С этого дня на нас будет висеть ярлык предателей, не важно, раскаявшихся или нет. А я таковым стал уже давно.
— Боже мой! — ужаснулась Марианна. — Что теперь с нами будет?
Когда мне стало известно о страшном итоге попытки переворота, о смерти той же ночью Штауффенберга, Ольбрихта, Бека и других наших товарищей, о готовящейся Гиммлером расправе, у меня не оставалось другого выбора, как рассказать все Марианне. Пусть с запозданием, я признал за ней право знать, что происходит.
— Почему же ты молчал раньше, Густав? — причитала она. — Теперь мне ясно, почему ты так отдалился от меня в последние дни. Но я бы все поняла, любовь моя. Ты же знаешь, что я всегда на твоей стороне.
— А что бы это изменило? — грубо перебил я. — Ну, вот сказал, и что ты можешь сделать? Помолиться за нас?
— А Генрих? — спросила она после некоторого молчания.
— Не знаю, теперь остается только ждать известий.
— Можно мне позвонить Наталии? Я ждал, что она задаст этот вопрос.

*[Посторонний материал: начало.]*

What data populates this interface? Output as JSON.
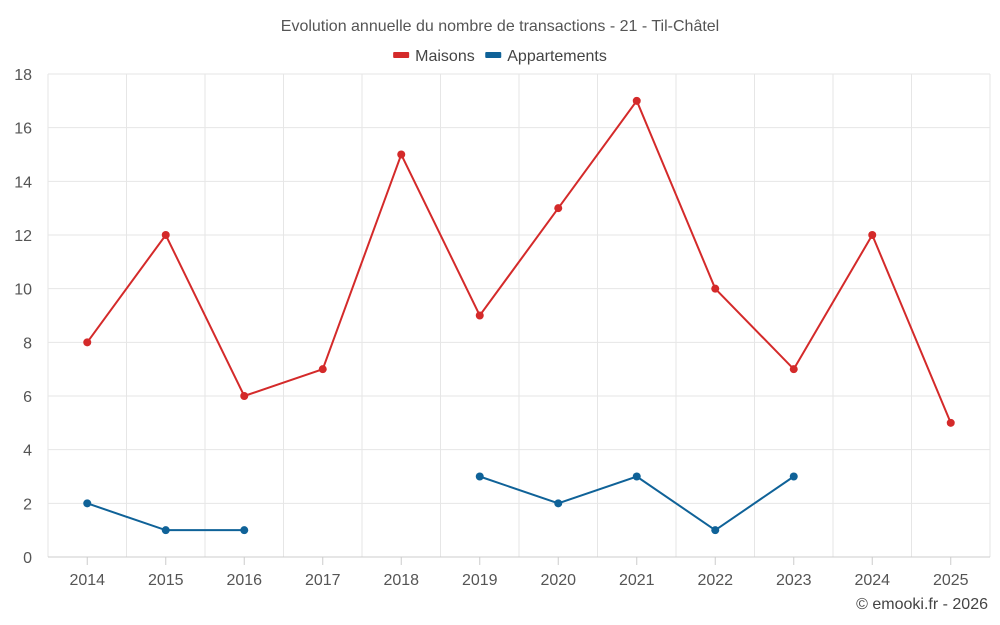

— Да, — бросил я. — Скажи ей, если что-то надо, мы поможем.
17
Об остальном я говорил уже не раз. В начале августа генерал Штюльпнагель и многие его подчиненные, Генрих в их числе, были арестованы и, как сотни других участников заговора, подвергнуты жесточайшим пыткам, пополнив таким образом уже ставший длинным список жертв. Хотя мы трое тоже мучились и сходили с ума от страха за Гени и самих себя, все же на несколько дней для нас наступила короткая передышка. Мы снова были каждый сам по себе — Марианна, Наталия и я — и почти не виделись в те горестные дни. Марианна и я бродили по дому, как чужие, или, скорее, как призраки, не узнавая и даже не замечая друг друга. Наталия, в свою очередь, заперлась в четырех стенах. Каждый оставался наедине с собственным отчаянием. И я в ужасе убеждался, что в тот период суровых испытаний не было никого в мире, кто мог бы помочь нам в нашем горе.
18
После казни Штауффенберга и суда над его братом Бертольдом нацистские власти арестовали всю его семью: последнего из трех братьев, находившегося в Афинах и ничего не знавшего о подготовке переворота, их жен и детей, включая трехлетнего ребенка, и даже престарелого дядю в возрасте восьмидесяти пяти лет. Все имущество семьи Штауффенберг было конфисковано. Графиню и ее мать отправили в концлагерь Равенсбрюк, а детей поместили в сиротский дом, сменив им фамилию на Мейстер. С такой же жестокостью поступили и с семьями Трескова, Остера, Тротта, Герделера, Шверина, Кляйста, Хэфтена, Попица и многих других.